Cross-Model Disagreement as a Label-Free Correctness Signal

Detecting when a language model is wrong without ground truth labels is a fundamental challenge for safe deployment. Existing approaches rely on a model's own uncertainty -- such as token entropy or confidence scores -- but these signals fail critically on the most dangerous failure mode: confident errors, where a model is wrong but certain. In this work we introduce cross-model disagreement as a correctness indicator -- a simple, training-free signal that can be dropped into existing production systems, routing pipelines, and deployment monitoring infrastructure without modification. Given a model's generated answer, cross-model disagreement computes how surprised or uncertain a second verifier model is when reading that answer via a single forward pass. No generation from the verifying model is required, and no correctness labels are needed. We instantiate this principle as Cross-Model Perplexity (CMP), which measures the verifying model's surprise at the generating model's answer tokens, and Cross-Model Entropy (CME), which measures the verifying model's uncertainty at those positions. Both CMP and CME outperform within-model uncertainty baselines across benchmarks spanning reasoning, retrieval, and mathematical problem solving (MMLU, TriviaQA, and GSM8K). On MMLU, CMP achieves a mean AUROC of 0.75 against a within-model entropy baseline of 0.59. These results establish cross-model disagreement as a practical, training-free approach to label-free correctness estimation, with direct applications in deployment monitoring, model routing, selective prediction, data filtering, and scalable oversight of production language model systems.
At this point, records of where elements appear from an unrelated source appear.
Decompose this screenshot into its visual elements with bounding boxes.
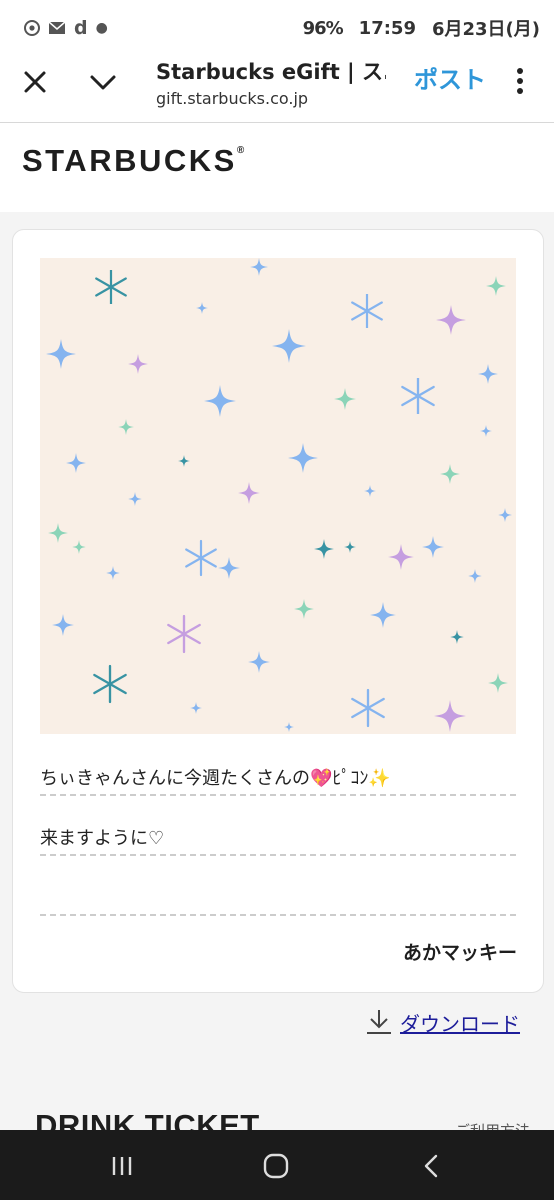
mail-icon <box>48 21 66 34</box>
sparkle-artwork <box>40 258 516 734</box>
gift-message-card: ちぃきゃんさんに今週たくさんの💖ﾋﾟｺﾝ✨ 来ますように♡ あかマッキー <box>12 229 544 993</box>
close-icon[interactable] <box>20 67 50 97</box>
download-link[interactable]: ダウンロード <box>364 1004 520 1040</box>
recent-apps-icon[interactable] <box>108 1152 136 1180</box>
status-notification-icons: d ● <box>24 14 108 42</box>
message-line-2: 来ますように♡ <box>40 820 516 856</box>
home-icon[interactable] <box>262 1152 290 1180</box>
status-right: 96% 17:59 6月23日(月) <box>303 14 540 42</box>
message-line-1: ちぃきゃんさんに今週たくさんの💖ﾋﾟｺﾝ✨ <box>40 760 516 796</box>
more-options-icon[interactable] <box>510 64 530 98</box>
download-icon <box>367 1010 391 1034</box>
battery-level: 96% <box>302 17 344 39</box>
site-header: STARBUCKS® <box>0 123 554 212</box>
dot-icon: ● <box>95 20 108 36</box>
date: 6月23日(月) <box>431 19 540 40</box>
artwork-background <box>40 258 516 734</box>
system-nav-bar <box>0 1130 554 1200</box>
back-icon[interactable] <box>418 1152 446 1180</box>
post-button[interactable]: ポスト <box>414 60 486 95</box>
browser-app-bar: Starbucks eGift | ス... gift.starbucks.co… <box>0 56 554 123</box>
download-label[interactable]: ダウンロード <box>400 1008 520 1037</box>
logo-text: STARBUCKS <box>22 143 237 178</box>
page-url: gift.starbucks.co.jp <box>156 89 309 108</box>
message-text-2: 来ますように♡ <box>40 828 165 849</box>
chrome-icon <box>24 20 40 36</box>
d-icon: d <box>74 17 88 39</box>
sender-name: あかマッキー <box>402 942 517 964</box>
starbucks-logo[interactable]: STARBUCKS® <box>22 143 244 179</box>
clock: 17:59 <box>358 17 416 39</box>
registered-mark: ® <box>236 145 245 156</box>
chevron-down-icon[interactable] <box>88 67 118 97</box>
message-line-3 <box>40 880 516 916</box>
status-bar: d ● 96% 17:59 6月23日(月) <box>0 0 554 56</box>
message-text-1: ちぃきゃんさんに今週たくさんの💖ﾋﾟｺﾝ✨ <box>40 768 391 789</box>
page-title: Starbucks eGift | ス... <box>156 60 386 84</box>
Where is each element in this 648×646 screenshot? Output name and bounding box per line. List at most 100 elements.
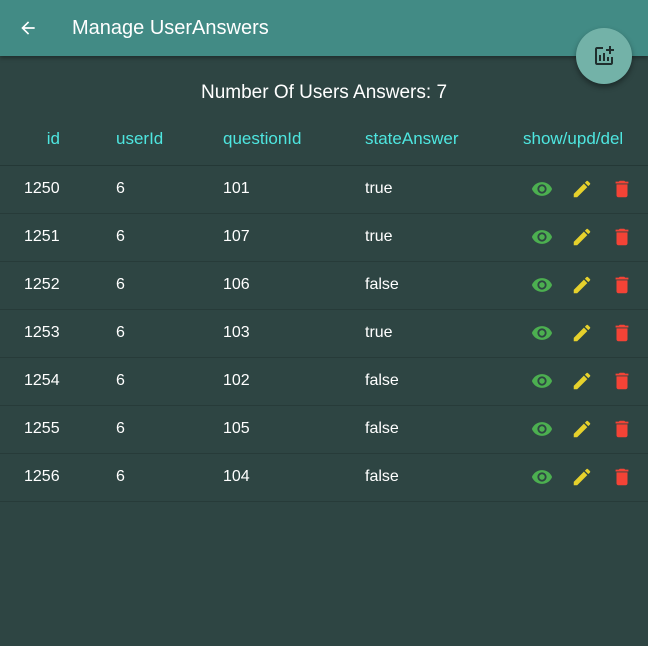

翻译：在没有真实标签的情况下检测语言模型何时出错，是实现安全部署的基本挑战。现有方法依赖于模型自身的不确定性——例如词元熵或置信度分数——但这些信号在最危险的故障模式（即模型错误但有把握的自信性错误）中会严重失效。本文提出将跨模型分歧作为正确性指标——这是一种简单、无需训练的信号，可直接集成到现有生产系统、路由管道和部署监控基础设施中而无需修改。给定模型生成的答案后，跨模型分歧通过单次前向传播计算第二个验证模型在读取该答案时的惊讶程度或不确定性。该方法无需验证模型生成内容，也不需要任何正确性标签。我们将此原则实例化为跨模型困惑度（CMP）和跨模型熵（CME）：CMP衡量验证模型对生成模型答案词元的惊讶程度，CME衡量验证模型在这些位置的不确定性。在涵盖推理、检索和数学问题求解的基准测试（MMLU、TriviaQA、GSM8K）中，CMP和CME均优于模型内不确定性基线。在MMLU上，CMP的平均AUROC达到0.75，而模型内熵基线的平均AUROC为0.59。这些结果确立了跨模型分歧作为一种实用且无需训练的无标签正确性估计方法，可直接应用于生产语言模型系统的部署监控、模型路由、选择性预测、数据过滤和可扩展监督。